"Lord Stair," says he, "whether the gossips speak it or not is of little moment to me, but it's the truth before God! There was never another woman in the world like her, and from the moment I set eyes upon her I've loved her and wanted her for my wife. I love her more now since I have known what I missed; what I missed!" he repeated, his face working in a kind of agony and his eyes swimming with tears. "Oh," he continued, "what a wreck I have made of my life!"

"There's no need, by the same token," I cried, "to make a wreck of another's as well. Ye've a wife at home, a wife who loves you and whom you swore to love and honor. I have my daughter's reputation to think of, and the end of the whole matter is you'll just have to make your visits less frequent."

He had never come to me for sympathy before when he had not found it, and the sorrow in his face melted me more than was wise.

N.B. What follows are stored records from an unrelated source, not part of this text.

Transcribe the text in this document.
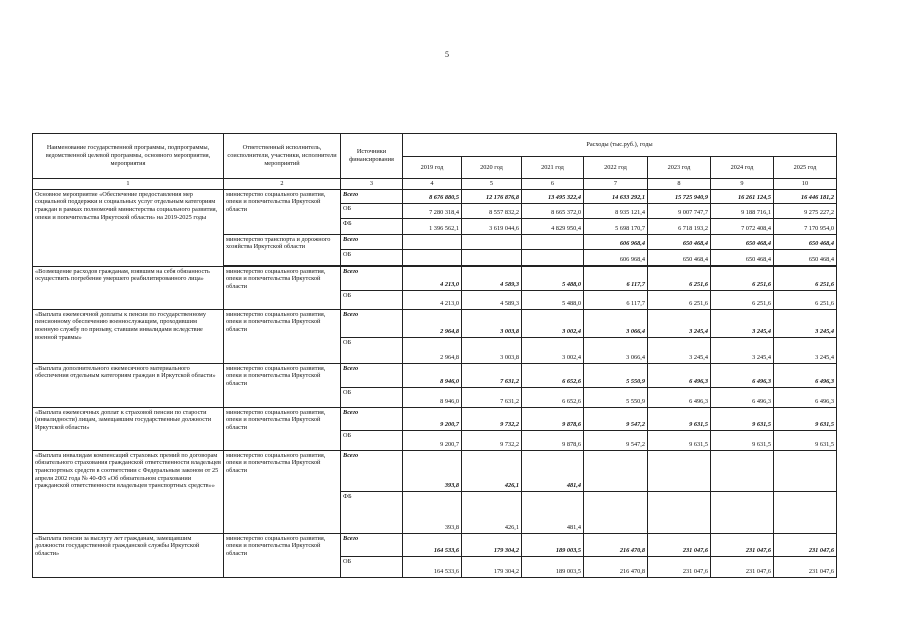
5
Наименование государственной программы, подпрограммы, ведомственной целевой программы, основного мероприятия, мероприятия	Ответственный исполнитель, соисполнители, участники, исполнители мероприятий	Источники финансирования	Расходы (тыс.руб.), годы						
			2019 год	2020 год	2021 год	2022 год	2023 год	2024 год	2025 год
1	2	3	4	5	6	7	8	9	10
Основное мероприятие «Обеспечение предоставления мер социальной поддержки и социальных услуг отдельным категориям граждан в рамках полномочий министерства социального развития, опеки и попечительства Иркутской области» на 2019-2025 годы	министерство социального развития, опеки и попечительства Иркутской области	Всего	8 676 880,5	12 176 876,8	13 495 322,4	14 633 292,1	15 725 940,9	16 261 124,5	16 446 181,2
		ОБ	7 280 318,4	8 557 832,2	8 665 372,0	8 935 121,4	9 007 747,7	9 188 716,1	9 275 227,2
		ФБ	1 396 562,1	3 619 044,6	4 829 950,4	5 698 170,7	6 718 193,2	7 072 408,4	7 170 954,0
	министерство транспорта и дорожного хозяйства Иркутской области	Всего				606 968,4	650 468,4	650 468,4	650 468,4
		ОБ				606 968,4	650 468,4	650 468,4	650 468,4

«Возмещение расходов гражданам, взявшим на себя обязанность осуществить погребение умершего реабилитированного лица»	министерство социального развития, опеки и попечительства Иркутской области	Всего	4 213,0	4 589,3	5 488,0	6 117,7	6 251,6	6 251,6	6 251,6
		ОБ	4 213,0	4 589,3	5 488,0	6 117,7	6 251,6	6 251,6	6 251,6
«Выплата ежемесячной доплаты к пенсии по государственному пенсионному обеспечению военнослужащим, проходившим военную службу по призыву, ставшим инвалидами вследствие военной травмы»	министерство социального развития, опеки и попечительства Иркутской области	Всего	2 964,8	3 003,8	3 002,4	3 066,4	3 245,4	3 245,4	3 245,4
		ОБ	2 964,8	3 003,8	3 002,4	3 066,4	3 245,4	3 245,4	3 245,4
«Выплата дополнительного ежемесячного материального обеспечения отдельным категориям граждан в Иркутской области»	министерство социального развития, опеки и попечительства Иркутской области	Всего	8 946,0	7 631,2	6 652,6	5 550,9	6 496,3	6 496,3	6 496,3
		ОБ	8 946,0	7 631,2	6 652,6	5 550,9	6 496,3	6 496,3	6 496,3
«Выплата ежемесячных доплат к страховой пенсии по старости (инвалидности) лицам, замещавшим государственные должности Иркутской области»	министерство социального развития, опеки и попечительства Иркутской области	Всего	9 200,7	9 732,2	9 878,6	9 547,2	9 631,5	9 631,5	9 631,5
		ОБ	9 200,7	9 732,2	9 878,6	9 547,2	9 631,5	9 631,5	9 631,5
«Выплата инвалидам компенсаций страховых премий по договорам обязательного страхования гражданской ответственности владельцев транспортных средств в соответствии с Федеральным законом от 25 апреля 2002 года № 40-ФЗ «Об обязательном страховании гражданской ответственности владельцев транспортных средств»»	министерство социального развития, опеки и попечительства Иркутской области	Всего	393,8	426,1	481,4				
		ФБ	393,8	426,1	481,4				
«Выплата пенсии за выслугу лет гражданам, замещавшим должности государственной гражданской службы Иркутской области»	министерство социального развития, опеки и попечительства Иркутской области	Всего	164 533,6	179 304,2	189 003,5	216 470,8	231 047,6	231 047,6	231 047,6
		ОБ	164 533,6	179 304,2	189 003,5	216 470,8	231 047,6	231 047,6	231 047,6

"Say once a fortnight, or such like," I said weakly. "Considering the relations between your father and me, visits so spaced might pass unnoticed. But I tell you honestly, Danvers Carmichael, when a man loves a woman whom he can't have, there is nothing for it but a good run and a far one. You'd better stay away altogether, laddie. It's the wisest course."

He left me with no further word, and I hoped that he had come to my way of thinking, when Satan himself took a hand in the affairs between Nancy and himself.

[ ]

CHAPTER XXII

A STRANGE MEETING

Upon the day following that on which I denied Danvers the house, a letter came to us from a hamlet on the west coast, near Allan-lough, saying that Janet McGillavorich was sick unto death and desired that Nancy should come to her immediately.

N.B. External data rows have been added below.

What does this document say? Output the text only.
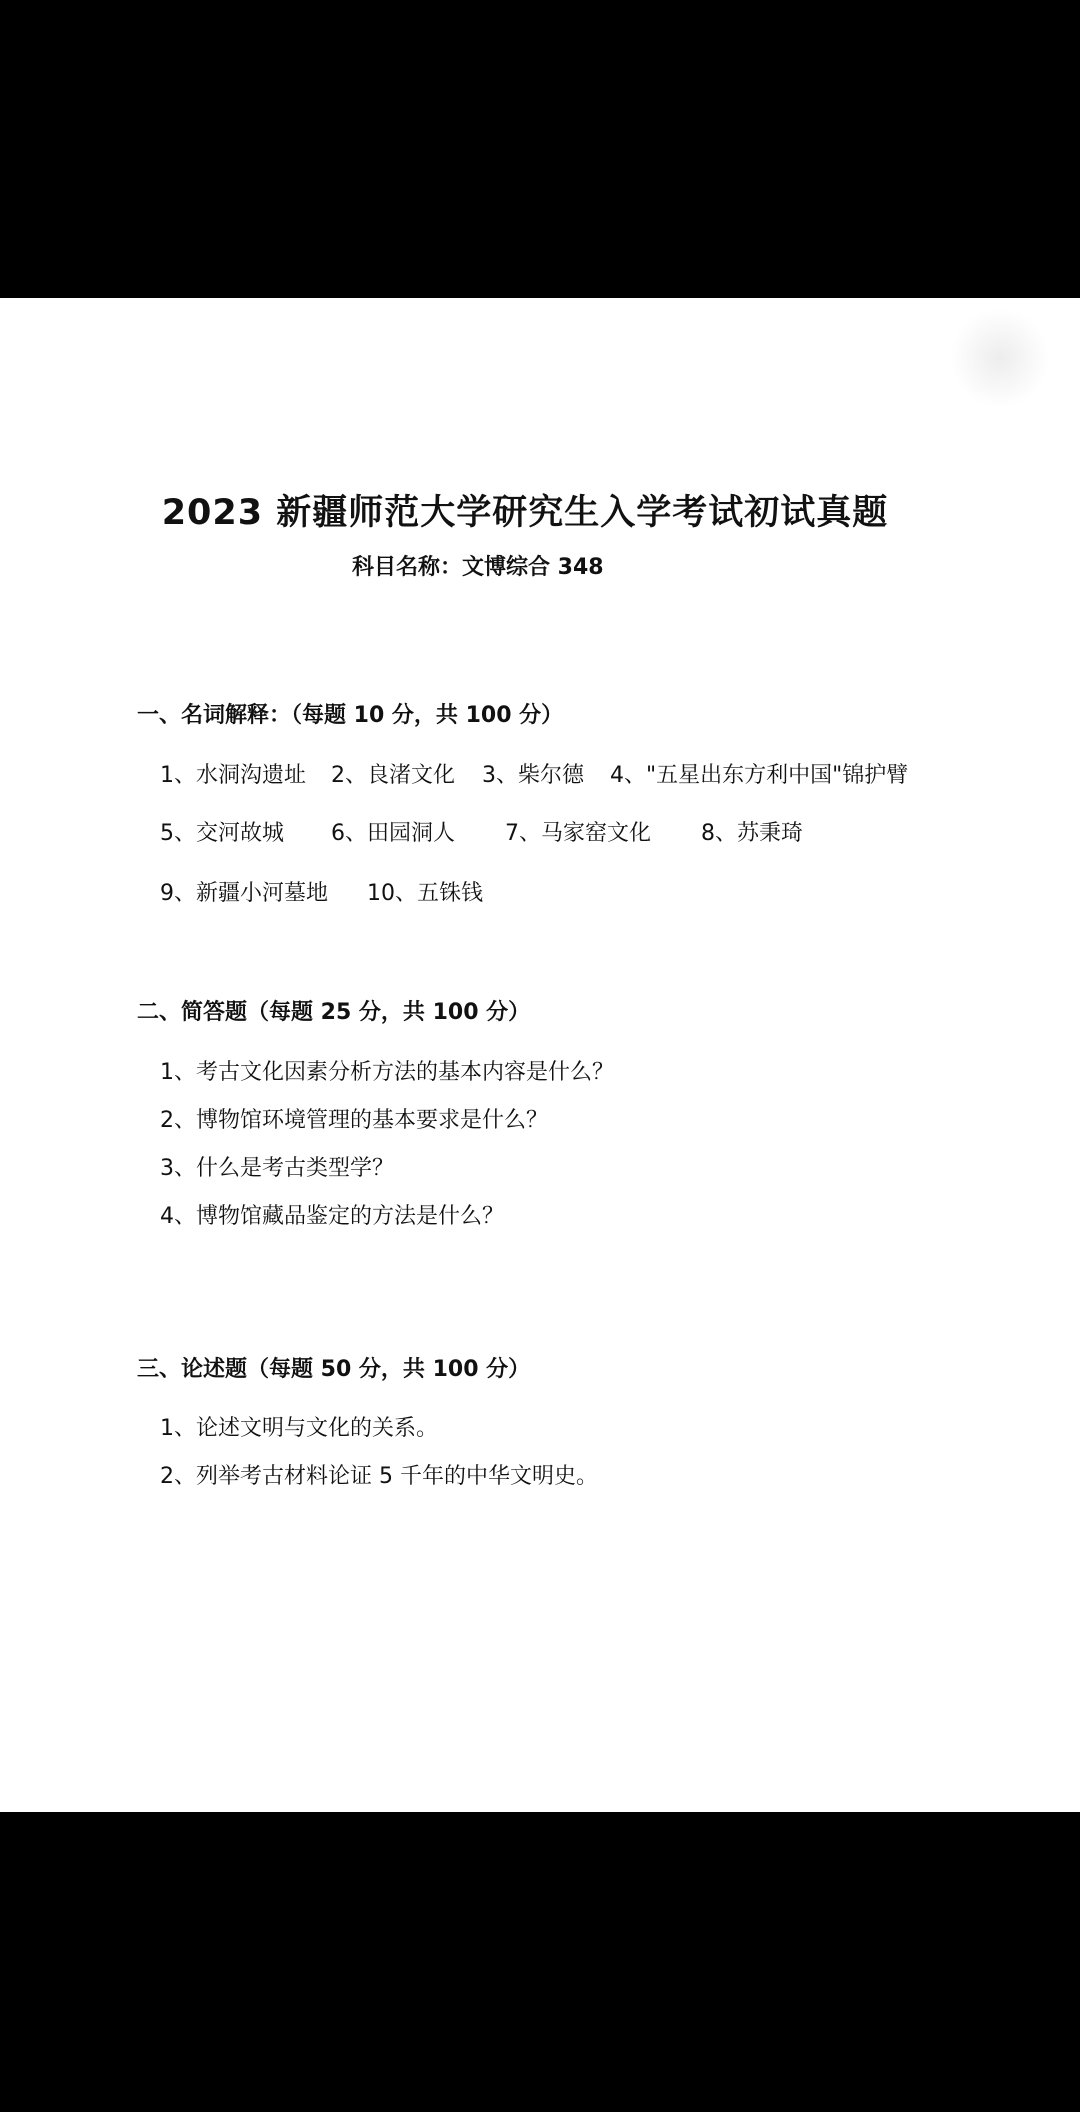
2023 新疆师范大学研究生入学考试初试真题
科目名称：文博综合 348
一、名词解释：（每题 10 分，共 100 分）
1、水洞沟遗址 2、良渚文化 3、柴尔德 4、"五星出东方利中国"锦护臂
5、交河故城 6、田园洞人 7、马家窑文化 8、苏秉琦
9、新疆小河墓地 10、五铢钱
二、简答题（每题 25 分，共 100 分）
1、考古文化因素分析方法的基本内容是什么？
2、博物馆环境管理的基本要求是什么？
3、什么是考古类型学？
4、博物馆藏品鉴定的方法是什么？
三、论述题（每题 50 分，共 100 分）
1、论述文明与文化的关系。
2、列举考古材料论证 5 千年的中华文明史。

It was a tedious journey, and while I sorrowed for the cause of it, I was glad to have her away from Stair for a while, and hastened her departure with Dickenson on the afternoon coach of the same day upon which the letter arrived. Even with this speed it was far into the second day before she came to the house in which Janet was lying; a house which seemed to have straggled back from the sea and stood lonesomely by itself in a small fenced garden having a gate-and-chain opening to the graveled path. It was a double-storied dwelling of pink brick, with small-paned windows and ivy creeping over it everywhere, even upon the wooden cap of the doorway, which hung over the two broad stone steps of the entrance.